One of the central themes of Ephesians 5:3-14 is the metaphor of “light”. Paul uses this concept to help us understand how putting on the “new self” is a process of exposing the darkness in our hearts and in our actions to the light of Christ and his finished work on the cross. Verse 14 is particularly interesting.

“This is why it is said: ‘Wake up, sleeper, rise from the dead, and Christ will shine on you.’” (Eph. 5:14)

Many scholars think this quotation is from a baptism ceremony in the early church. People would greet the recently baptized brother or sister with a similar phrase that declares the reality that they have “emerged from the sleep of spiritual death into the light of life” (Bruce, NICNT, p. 376). It has the idea of coming out of a grave (cf: Rom. 6:3-4, buried with Christ, raised to newness of life) where it is dark and full of death, and now your baptism symbolizes the coming out of the grave and into the light of day where your new life has begun.

F.F. Bruce calls this a “primitive baptismal hymn” (ibid, p. 376). It is a synthesis of quotations from the Old Testament: Isaiah 26:19 “But your dead will live, Lord; their bodies will rise — let those who dwell in the dust wake up and shout for joy…” and Isaiah 60:1 “Arise, shine, for your light has come, and the glory of the Lord rises upon you.”
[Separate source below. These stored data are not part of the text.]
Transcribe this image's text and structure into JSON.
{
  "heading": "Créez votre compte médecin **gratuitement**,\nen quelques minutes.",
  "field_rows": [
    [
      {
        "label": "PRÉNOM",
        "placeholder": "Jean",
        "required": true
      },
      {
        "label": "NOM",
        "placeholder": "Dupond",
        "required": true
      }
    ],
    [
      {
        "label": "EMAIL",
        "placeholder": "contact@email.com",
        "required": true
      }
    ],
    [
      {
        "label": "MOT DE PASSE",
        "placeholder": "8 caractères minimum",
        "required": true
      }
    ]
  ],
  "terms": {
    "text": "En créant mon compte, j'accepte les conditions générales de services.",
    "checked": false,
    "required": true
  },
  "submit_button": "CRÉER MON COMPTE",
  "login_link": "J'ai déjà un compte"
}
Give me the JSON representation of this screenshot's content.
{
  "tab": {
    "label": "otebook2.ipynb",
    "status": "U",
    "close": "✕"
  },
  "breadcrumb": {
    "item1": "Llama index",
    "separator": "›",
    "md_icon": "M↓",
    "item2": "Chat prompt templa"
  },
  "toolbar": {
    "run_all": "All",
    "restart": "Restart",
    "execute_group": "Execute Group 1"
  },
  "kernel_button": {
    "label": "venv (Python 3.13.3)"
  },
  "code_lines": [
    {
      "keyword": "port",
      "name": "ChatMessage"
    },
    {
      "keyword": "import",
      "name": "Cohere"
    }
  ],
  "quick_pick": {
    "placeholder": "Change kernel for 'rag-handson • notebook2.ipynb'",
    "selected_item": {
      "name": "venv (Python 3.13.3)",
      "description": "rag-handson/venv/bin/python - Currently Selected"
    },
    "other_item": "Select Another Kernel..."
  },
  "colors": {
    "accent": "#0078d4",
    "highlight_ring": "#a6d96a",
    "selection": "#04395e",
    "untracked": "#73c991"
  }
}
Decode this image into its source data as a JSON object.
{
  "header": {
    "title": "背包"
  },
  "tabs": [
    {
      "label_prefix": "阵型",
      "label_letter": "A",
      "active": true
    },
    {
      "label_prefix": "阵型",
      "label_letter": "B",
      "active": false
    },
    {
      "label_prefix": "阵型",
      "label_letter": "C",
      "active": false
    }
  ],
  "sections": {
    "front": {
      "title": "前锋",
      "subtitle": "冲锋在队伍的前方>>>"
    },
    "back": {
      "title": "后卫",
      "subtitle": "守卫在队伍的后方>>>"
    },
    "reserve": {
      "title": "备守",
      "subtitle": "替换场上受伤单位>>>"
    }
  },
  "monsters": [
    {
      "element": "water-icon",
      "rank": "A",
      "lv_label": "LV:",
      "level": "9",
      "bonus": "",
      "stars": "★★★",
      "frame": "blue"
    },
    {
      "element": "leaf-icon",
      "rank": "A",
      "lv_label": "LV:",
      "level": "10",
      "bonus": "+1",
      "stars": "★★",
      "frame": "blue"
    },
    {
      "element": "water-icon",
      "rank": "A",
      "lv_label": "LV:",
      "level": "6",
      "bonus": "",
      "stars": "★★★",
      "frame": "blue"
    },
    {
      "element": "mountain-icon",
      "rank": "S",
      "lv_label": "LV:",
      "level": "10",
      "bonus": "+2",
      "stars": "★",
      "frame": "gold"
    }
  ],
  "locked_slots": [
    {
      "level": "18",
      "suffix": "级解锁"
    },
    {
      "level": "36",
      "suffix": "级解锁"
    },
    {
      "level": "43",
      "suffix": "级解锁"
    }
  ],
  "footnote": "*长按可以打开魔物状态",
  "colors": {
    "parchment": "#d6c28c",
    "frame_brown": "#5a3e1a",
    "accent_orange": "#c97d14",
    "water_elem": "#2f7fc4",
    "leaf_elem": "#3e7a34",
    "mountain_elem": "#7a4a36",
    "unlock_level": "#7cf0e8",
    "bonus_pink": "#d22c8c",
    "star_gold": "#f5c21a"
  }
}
It is common for the church to use scripture-based liturgies at moments like baptism to reinforce the theological meaning of one’s step of faith. We see this pattern in the early church in examples like Clement of Alexandria who quoted this very same baptismal hymn and accompanies it with another poem amplifying the reference to Christ:

The sun of resurrection, Begotten before the day-star, Who has given life with his own beams” (Clement, Protrepticus, 9.84.2).

Notice the metaphor of the sun and light in Clement’s poem. There is something hugely significant about the image of Christ as a source of light and life for the believer. And baptism is a symbol of coming out of the darkness and deadness of the grave, into the light and life of being a new creation in Christ.

F.F. Bruce interprets Paul’s use of this imagery in Ephesians 5:14 by saying: “If ever the readers of the present letter were tempted to forget that, while once they had been children of darkness, they were now children of light, let them remember their baptism and the words they heard then: they would be left in no doubt about their present status and its moral implications” (Bruce, NICNT, p. 377).

This is why we ended our time on Sunday with an opportunity for confession. If there are areas of our lives that are still in darkness, we need to expose them to the light of forgiveness and redemption found only in Jesus. When we shed the light of Christ in all areas of our lives, we reflect more of the radiant light of the grace and love of Christ to others (Eph. 5:13). When we receive forgiveness and the darkness is overcome by the light, we put the gospel on display as a light for the world.